There is much epidemiological, and some animal exposure studies, evidence that EDCs are associated with several uterine disorders however they receive less attention than ovarian conditions associated with EDC exposure. In addition, mechanistic studies of how different EDCs impact uterine development and function are severely lacking. One key question that is raised is that since the endometrium functionalis is shed each month with menstruation how these conditions persist in the absence of continued EDC exposure. This raised the question as to whether there was evidence for epigenetic regulation in the endometrium basalis of women with these different conditions as a result of EDC exposure. Indeed, this is a woefully understudied area of both EDC and uterine biology.

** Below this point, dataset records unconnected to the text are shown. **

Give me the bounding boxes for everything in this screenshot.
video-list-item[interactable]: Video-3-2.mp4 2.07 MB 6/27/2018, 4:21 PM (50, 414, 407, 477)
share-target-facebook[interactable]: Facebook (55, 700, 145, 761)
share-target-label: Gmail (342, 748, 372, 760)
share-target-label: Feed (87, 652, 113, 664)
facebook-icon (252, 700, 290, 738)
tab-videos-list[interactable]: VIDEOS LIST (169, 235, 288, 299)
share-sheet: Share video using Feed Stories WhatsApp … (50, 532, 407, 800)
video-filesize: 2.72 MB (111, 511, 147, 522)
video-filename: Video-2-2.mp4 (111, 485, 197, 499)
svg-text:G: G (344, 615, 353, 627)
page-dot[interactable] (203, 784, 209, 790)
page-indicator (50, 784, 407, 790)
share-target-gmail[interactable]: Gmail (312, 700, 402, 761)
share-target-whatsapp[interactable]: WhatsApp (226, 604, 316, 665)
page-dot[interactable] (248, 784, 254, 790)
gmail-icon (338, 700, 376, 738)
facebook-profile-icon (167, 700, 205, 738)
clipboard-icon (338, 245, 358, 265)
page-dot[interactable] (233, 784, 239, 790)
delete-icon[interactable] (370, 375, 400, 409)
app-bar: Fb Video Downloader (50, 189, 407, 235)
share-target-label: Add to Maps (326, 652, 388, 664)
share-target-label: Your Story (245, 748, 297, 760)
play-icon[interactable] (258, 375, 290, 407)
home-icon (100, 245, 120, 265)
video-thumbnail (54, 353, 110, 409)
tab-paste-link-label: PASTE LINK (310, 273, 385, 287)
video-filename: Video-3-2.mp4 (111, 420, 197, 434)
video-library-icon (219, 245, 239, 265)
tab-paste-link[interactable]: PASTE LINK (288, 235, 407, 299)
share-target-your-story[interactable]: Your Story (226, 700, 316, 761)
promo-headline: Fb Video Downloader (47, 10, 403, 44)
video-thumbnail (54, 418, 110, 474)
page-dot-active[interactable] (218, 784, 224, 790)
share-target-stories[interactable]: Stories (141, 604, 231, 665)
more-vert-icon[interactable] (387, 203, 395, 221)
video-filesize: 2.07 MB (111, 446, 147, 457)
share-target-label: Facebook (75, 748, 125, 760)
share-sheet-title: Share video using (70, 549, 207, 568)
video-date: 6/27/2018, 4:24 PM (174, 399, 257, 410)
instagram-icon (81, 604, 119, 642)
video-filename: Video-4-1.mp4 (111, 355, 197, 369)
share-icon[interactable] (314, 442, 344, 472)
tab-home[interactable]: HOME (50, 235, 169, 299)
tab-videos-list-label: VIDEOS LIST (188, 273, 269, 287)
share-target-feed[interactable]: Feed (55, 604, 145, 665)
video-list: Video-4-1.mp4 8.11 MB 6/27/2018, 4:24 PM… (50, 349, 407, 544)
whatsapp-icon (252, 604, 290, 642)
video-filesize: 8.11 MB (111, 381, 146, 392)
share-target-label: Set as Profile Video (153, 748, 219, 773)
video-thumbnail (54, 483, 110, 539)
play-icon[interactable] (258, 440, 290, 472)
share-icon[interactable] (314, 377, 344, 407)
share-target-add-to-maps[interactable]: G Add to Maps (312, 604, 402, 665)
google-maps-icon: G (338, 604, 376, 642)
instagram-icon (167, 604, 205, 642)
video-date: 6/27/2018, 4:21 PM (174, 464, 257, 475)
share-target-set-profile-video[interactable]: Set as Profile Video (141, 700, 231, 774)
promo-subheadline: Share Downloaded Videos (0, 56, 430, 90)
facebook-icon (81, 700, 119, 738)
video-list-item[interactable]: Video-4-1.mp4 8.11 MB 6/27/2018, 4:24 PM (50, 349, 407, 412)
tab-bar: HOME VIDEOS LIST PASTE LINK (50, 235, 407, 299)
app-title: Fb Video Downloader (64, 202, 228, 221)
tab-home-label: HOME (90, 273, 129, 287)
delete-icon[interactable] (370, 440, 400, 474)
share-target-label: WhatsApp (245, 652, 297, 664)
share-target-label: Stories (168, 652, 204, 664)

Found in many household and industrial products, endocrine disrupting chemicals or compounds (EDCs) are chemicals that, at certain doses, can interfere with the endocrine system in mammals. These disruptions can cause cancerous tumors, birth defects, and other developmental disorders. Any system in the body controlled by hormones can be affected by them. Female disorders are closely related to hormone imbalance, so endocrine disrupting chemicals can exert a negative impact on female reproduction. There have been several articles reviewing the relationship between EDCs and ovarian function [ 1 – 5 ], but fewer on their relationship to uterine function. Accumulating evidence has suggested that EDCs can induce epigenetic modulations [ 2 , 6 – 14 ], leading to gene expression changes and potentially causing female reproductive disorders, including atypical endometrial hyperplasia, female infertility, endometriosis, uterine fibroids, and recurrent pregnancy loss [ 8 , 12 , 15 – 17 ]. Many of the environmental endocrine disruptors have been shown to be involved in epigenetic regulation, including Bisphenol A (BPA), phthalates, dioxins, polychlorinated biphenyls (PCBs), and diethylstilbestrol (DES). There are three main mechanisms of epigenetic regulation triggered by environmental endocrine disruptors in utero-related female reproductive diseases: DNA methylation, histone modifications, and microRNA alterations. The signaling pathways involved in utero-related epigenetic regulation include but are not limited to the PI3K/AKT signaling pathway, the interaction between WDR5 and TET2, and the imprinted genes ASCL2 and HOXA10 [ 8 , 16 – 19 ]. Interestingly, for the study of the same imprinted gene, even for the same environmental endocrine disruptor, epigenetic regulation may go in diametrically opposite directions [ 19 – 21 ]. This is due to the complex biological activity of different EDCs that is related to the substance, dose, target, exposure window, and species-specific effects. Therefore, much research is required to fully understand the role of these ubiquitous toxins in women’s reproductive health. This article aims to review the current state of knowledge of how different EDCs contribute to the aetiology of uterine disease through epigenetic modifications. Evidence is taken from human epidemiological studies, in vitro cell based studies and in vivo animal studies.